The book of the future may after all spring out of some other application of some yet undiscovered force of nature. While people are groping after a sixth sense and a fourth dimension no one can speak with certainty as to what may or may not be. -South Australian Register.
 


The above article reminds me of Vannevar Bush and his "memex" of 1945, just that it took Belmer's idea over 100 years to materialize.

from Wiki –

The memex (a portmanteau of "memory" and "index", like Rolodex an earlier index portmanteau common at the time) is the name given by Vannevar Bush to the theoretical proto-hypertext computer system he proposed in his 1945 The Atlantic Monthly article As We May Think. The memex is a device in which an individual compresses and stores all of their books, records, and communications which is then mechanized so that it may be consulted with exceeding speed and flexibility.

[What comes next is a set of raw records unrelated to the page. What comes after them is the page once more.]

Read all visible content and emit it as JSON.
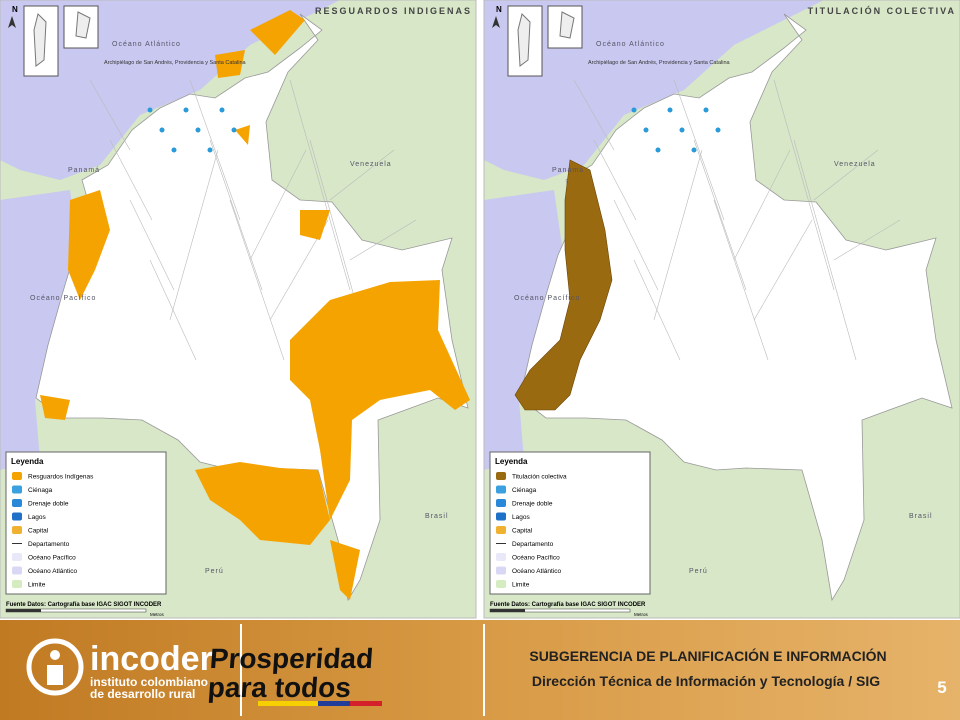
{
  "maps": [
    {
      "title": "RESGUARDOS INDIGENAS",
      "north": "N",
      "inset_caption": "Archipiélago de San Andrés, Providencia y Santa Catalina",
      "labels": [
        "Océano Atlántico",
        "Venezuela",
        "Panamá",
        "Océano Pacífico",
        "Brasil",
        "Perú"
      ],
      "legend": {
        "title": "Leyenda",
        "items": [
          "Resguardos Indígenas",
          "Ciénaga",
          "Drenaje doble",
          "Lagos",
          "Capital",
          "Departamento",
          "Océano Pacífico",
          "Océano Atlántico",
          "Limite"
        ]
      },
      "source": "Fuente Datos: Cartografía base IGAC SIGOT INCODER",
      "scale_unit": "Metros"
    },
    {
      "title": "TITULACIÓN COLECTIVA",
      "north": "N",
      "inset_caption": "Archipiélago de San Andrés, Providencia y Santa Catalina",
      "labels": [
        "Océano Atlántico",
        "Venezuela",
        "Panamá",
        "Océano Pacífico",
        "Brasil",
        "Perú"
      ],
      "legend": {
        "title": "Leyenda",
        "items": [
          "Titulación colectiva",
          "Ciénaga",
          "Drenaje doble",
          "Lagos",
          "Capital",
          "Departamento",
          "Océano Pacífico",
          "Océano Atlántico",
          "Limite"
        ]
      },
      "source": "Fuente Datos: Cartografía base IGAC SIGOT INCODER",
      "scale_unit": "Metros"
    }
  ],
  "footer": {
    "logo": "incoder",
    "logo_sub": "instituto colombiano de desarrollo rural",
    "slogan_line1": "Prosperidad",
    "slogan_line2": "para todos",
    "heading": "SUBGERENCIA DE PLANIFICACIÓN E INFORMACIÓN",
    "subheading": "Dirección Técnica de Información y Tecnología / SIG",
    "page_number": 5
  }
}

A document can be given a simple numerical code that allows the user to access it after dialing the number combination. Documents are also able to be edited in real-time. This process makes annotation fast and simple. The memex is an enlarged intimate supplement to one's memory.[2] The memex has influenced the development of subsequential hypertext and intellect augmenting computer systems.

A memex consists of a desk, where on top are slanting translucent screens on which material can be projected for convenient reading. Within the desk were mechanisms that stored information through microphotography. Most of the memex contents are purchased on microfilm ready for insertion. On the top of the memex is a transparent platen. When a longhand note, photograph, memoranda, and other things are in place, the depression of a lever causes it to be photographed onto the next blank space in a section of the memex film, dry photography being employed.